そんな同僚達の様子を、ヘイムダルは苦々しい目で睨みつけていた。
「おっ? お前はハヅネの……」
隼鷹の接近に気付いた、ヘイムダルはこちらに顔を向けた。
『ヘイムダルさん。現れました』
隼鷹を通して、私はヘイムダルに用件を伝えた。
『現れました。崖上に30人程度。弓矢での初撃が予想されます。その後の混乱に乗じて、前後から挟撃するつもりでしょう』
「ちっ! 予想通りってわけかよ!」
舌打ちしつつ、ヘイムダルは立ち上がった。
「おい、起きろ! 敵襲だ!」
ヘイムダルは、眠りこけている同僚達を怒鳴りつけながら、拳骨を落としていく。
まだ寝ぼけているのか、たたき起こされた傭兵達は、口々に文句を溢していた。
『後はお任せします。私はシンタローを守らなければなりません』
一言告げると彼からの返答を待たず、隼鷹を上空に戻した。
乗客達の混乱を招く恐れがあるが、山賊達に奇襲が露呈していることを知らしめてやらねばならない。
欲を言えば、そこで算を乱して引き上げてくれればよいのだが、さすがにそこまで都合よくは行くまい。

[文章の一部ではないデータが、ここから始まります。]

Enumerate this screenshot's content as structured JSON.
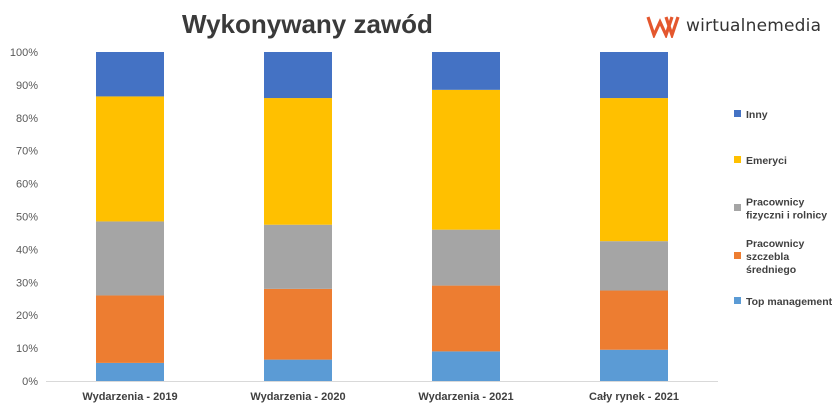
{
  "brand": {
    "name": "wirtualnemedia",
    "logo_icon": "wm-logo-icon",
    "logo_color": "#e4572e"
  },
  "chart_data": {
    "type": "bar",
    "stacked": true,
    "percent": true,
    "title": "Wykonywany zawód",
    "categories": [
      "Wydarzenia - 2019",
      "Wydarzenia - 2020",
      "Wydarzenia - 2021",
      "Cały rynek - 2021"
    ],
    "series": [
      {
        "name": "Top management",
        "color": "#5b9bd5",
        "values": [
          5.5,
          6.5,
          9,
          9.5
        ]
      },
      {
        "name": "Pracownicy szczebla średniego",
        "color": "#ed7d31",
        "values": [
          20.5,
          21.5,
          20,
          18
        ]
      },
      {
        "name": "Pracownicy fizyczni i rolnicy",
        "color": "#a5a5a5",
        "values": [
          22.5,
          19.5,
          17,
          15
        ]
      },
      {
        "name": "Emeryci",
        "color": "#ffc000",
        "values": [
          38,
          38.5,
          42.5,
          43.5
        ]
      },
      {
        "name": "Inny",
        "color": "#4472c4",
        "values": [
          13.5,
          14,
          11.5,
          14
        ]
      }
    ],
    "ylim": [
      0,
      100
    ],
    "yticks": [
      "0%",
      "10%",
      "20%",
      "30%",
      "40%",
      "50%",
      "60%",
      "70%",
      "80%",
      "90%",
      "100%"
    ],
    "grid": false,
    "legend_position": "right",
    "legend": [
      {
        "lines": [
          "Inny"
        ],
        "series": "Inny"
      },
      {
        "lines": [
          "Emeryci"
        ],
        "series": "Emeryci"
      },
      {
        "lines": [
          "Pracownicy",
          "fizyczni i rolnicy"
        ],
        "series": "Pracownicy fizyczni i rolnicy"
      },
      {
        "lines": [
          "Pracownicy",
          "szczebla",
          "średniego"
        ],
        "series": "Pracownicy szczebla średniego"
      },
      {
        "lines": [
          "Top management"
        ],
        "series": "Top management"
      }
    ]
  }
}
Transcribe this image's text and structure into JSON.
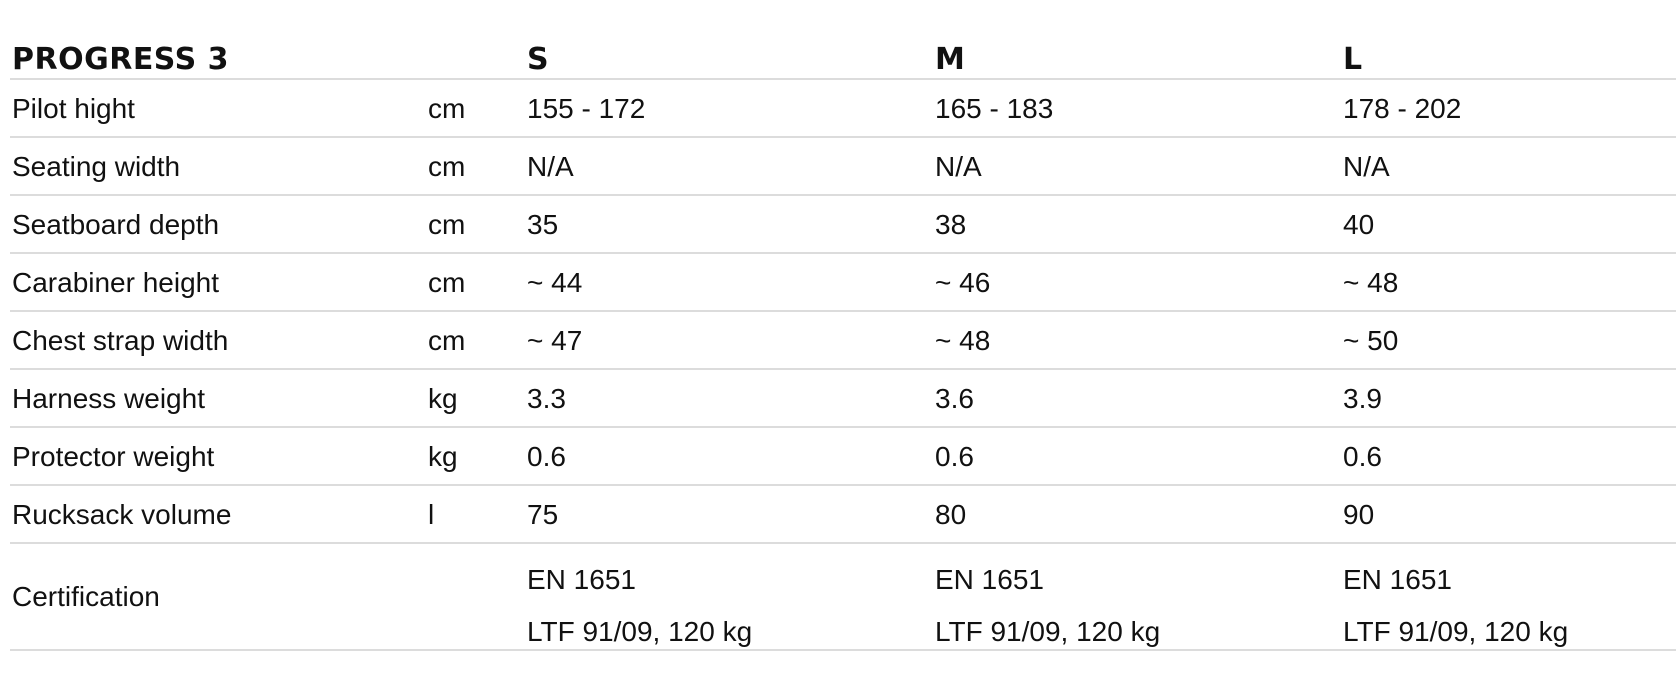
{
  "table": {
    "header": {
      "title": "PROGRESS 3",
      "sizes": [
        "S",
        "M",
        "L"
      ]
    },
    "rows": [
      {
        "label": "Pilot hight",
        "unit": "cm",
        "values": [
          "155 - 172",
          "165 - 183",
          "178 - 202"
        ]
      },
      {
        "label": "Seating width",
        "unit": "cm",
        "values": [
          "N/A",
          "N/A",
          "N/A"
        ]
      },
      {
        "label": "Seatboard depth",
        "unit": "cm",
        "values": [
          "35",
          "38",
          "40"
        ]
      },
      {
        "label": "Carabiner height",
        "unit": "cm",
        "values": [
          "~ 44",
          "~ 46",
          "~ 48"
        ]
      },
      {
        "label": "Chest strap width",
        "unit": "cm",
        "values": [
          "~ 47",
          "~ 48",
          "~ 50"
        ]
      },
      {
        "label": "Harness weight",
        "unit": "kg",
        "values": [
          "3.3",
          "3.6",
          "3.9"
        ]
      },
      {
        "label": "Protector weight",
        "unit": "kg",
        "values": [
          "0.6",
          "0.6",
          "0.6"
        ]
      },
      {
        "label": "Rucksack volume",
        "unit": "l",
        "values": [
          "75",
          "80",
          "90"
        ]
      }
    ],
    "certification": {
      "label": "Certification",
      "values": [
        [
          "EN 1651",
          "LTF 91/09, 120 kg"
        ],
        [
          "EN 1651",
          "LTF 91/09, 120 kg"
        ],
        [
          "EN 1651",
          "LTF 91/09, 120 kg"
        ]
      ]
    }
  }
}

夜気をつんざく高く鋭いホイッスルのような音に、俺は飛び起きた。
それが、姉さんの式神が放った警告音であることにはすぐに気付いた。
「来たぞ、シンタロー」
姉さんの緊張を孕んだ声に、一瞬にして俺の眠気は吹き飛んだ。
「な、何だ、今の音は……」
「いったい、なんなの……?」
同じ馬車に乗っている乗客達が、不安そうに囁きあっているのが聞こえてくる。
馬車の外からは、護衛の傭兵達のものと思われる怒号が聞こえていた。
「みなさん。盗賊の襲撃です」
姉さんが冷静な声で告げると、一瞬にしてざわめきが収まり、皆の視線が姉さんのほうに向けられた。
その一瞬の機会を見逃さず、姉さんは言葉を重ねる。
「しかし、心配はいりません。歴戦の傭兵が守っておりますし、土地神の加護もこちらにあります」
夜目の聞かない乗客達には、姉さんの表情は見えないだろうが、安心感を伴う落ち着き払った声は深く浸透しているようだった。

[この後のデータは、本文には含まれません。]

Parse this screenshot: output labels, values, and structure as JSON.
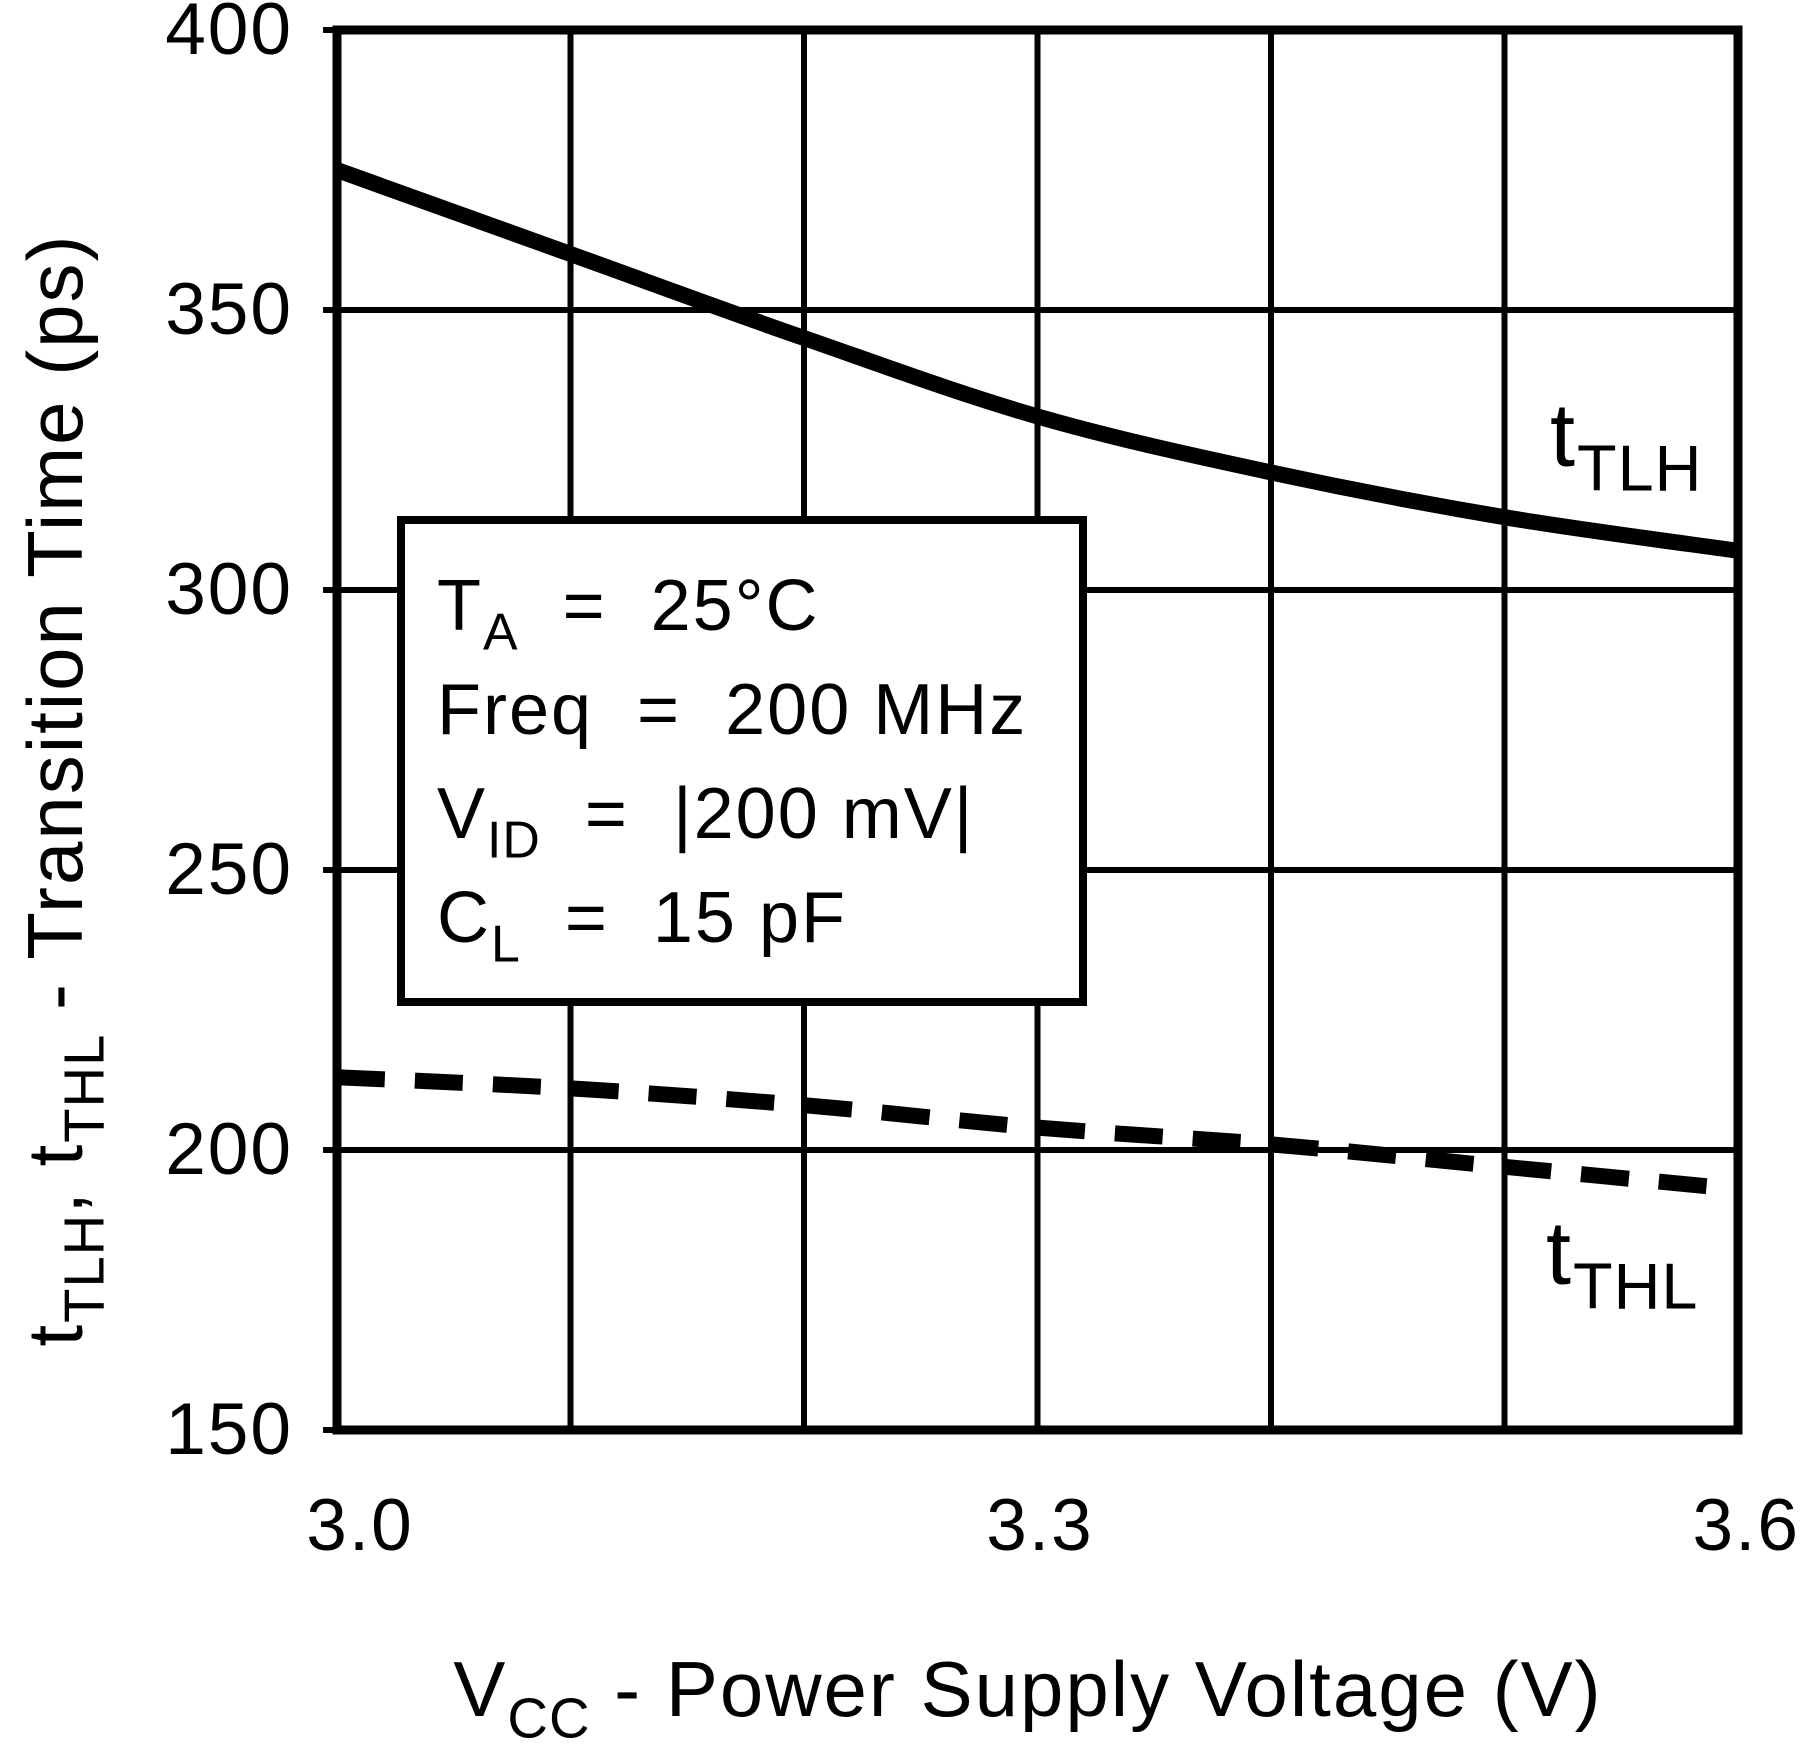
{
  "chart_data": {
    "type": "line",
    "title": "",
    "xlabel": "VCC - Power Supply Voltage (V)",
    "ylabel": "tTLH, tTHL - Transition Time (ps)",
    "xlim": [
      3.0,
      3.6
    ],
    "ylim": [
      150,
      400
    ],
    "grid": "on",
    "x_gridlines": [
      3.0,
      3.1,
      3.2,
      3.3,
      3.4,
      3.5,
      3.6
    ],
    "y_gridlines": [
      150,
      200,
      250,
      300,
      350,
      400
    ],
    "x_tick_labels": [
      "3.0",
      "3.3",
      "3.6"
    ],
    "y_tick_labels": [
      "400",
      "350",
      "300",
      "250",
      "200",
      "150"
    ],
    "x": [
      3.0,
      3.1,
      3.2,
      3.3,
      3.4,
      3.5,
      3.6
    ],
    "series": [
      {
        "name": "tTLH",
        "style": "solid",
        "values": [
          375,
          360,
          345,
          331,
          321,
          313,
          307
        ]
      },
      {
        "name": "tTHL",
        "style": "dashed",
        "values": [
          213,
          211,
          208,
          204,
          201,
          197,
          193
        ]
      }
    ],
    "conditions": [
      "TA = 25°C",
      "Freq = 200 MHz",
      "VID = |200 mV|",
      "CL = 15 pF"
    ],
    "line_color": "#000000",
    "background": "#ffffff"
  },
  "y_axis": {
    "title": {
      "p1": "t",
      "s1": "TLH",
      "p2": ", t",
      "s2": "THL",
      "p3": " - Transition Time (ps)"
    }
  },
  "x_axis": {
    "title": {
      "p1": "V",
      "s1": "CC",
      "p2": " - Power Supply Voltage (V)"
    }
  },
  "curve_labels": [
    {
      "base": "t",
      "sub": "TLH"
    },
    {
      "base": "t",
      "sub": "THL"
    }
  ],
  "annotation_box": {
    "lines": [
      {
        "base": "T",
        "sub": "A",
        "rest": "  =  25°C"
      },
      {
        "base": "Freq",
        "sub": "",
        "rest": "  =  200 MHz"
      },
      {
        "base": "V",
        "sub": "ID",
        "rest": "  =  |200 mV|"
      },
      {
        "base": "C",
        "sub": "L",
        "rest": "  =  15 pF"
      }
    ]
  }
}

不安そうな表情をして入るが、素直に姉さんの言葉に耳を傾けている。
姉さんの言葉の節々に、精神操作系の方術が織り込まれていることに気が付いた。
乗客達を落ち着かせるためだろう。
「決して、ここから動かないでください。そうすれば安全です。宜しいですね?」
念を押すように付け加えると、暗闇の中で乗客達は、神妙に頷いた。
その中には、俺を気に掛けてくれていたあの若い夫婦もいる。
「シンタロー、お前もここに居なさい。いいね?」
「はい、姉さん。気をつけてね」
姉さんは心配するなというふうに微笑んだ後、馬車を飛び出していった。
姉さんが飛び出して行った後、馬車の外からは護衛の傭兵や山賊の上げる鬨の声や悲鳴、武器と思われる固い金属同士を打ち合わせる音などが聞こえてきた。
姉さんを信頼していないわけではないけれど、やはり心配になってくる。
今回は、前回のようなゴロツキ紛いの連中とは違い、略奪を本業としている山賊だ。
だけど、俺が付いていったところで、邪魔になりこそすれ、何の助けにもならない。
歯痒いけど、大人しくしているしかない。
「うひゃっ……!」
突然、轟音が響き、馬車の中にまで閃光が射し込み、俺を含めた乗客の何人かが首をすくめた。
姉さんのトラップに山賊が引っかかったのだろう。
微かに、馬の嘶きや野太い男の怒号も聞こえてくる。
なんか俺って、勇者様の無事を祈るだけの、無力で無能なお姫様みたいだ。
そんな考えが頭に浮かんで、ちょっと鬱になった。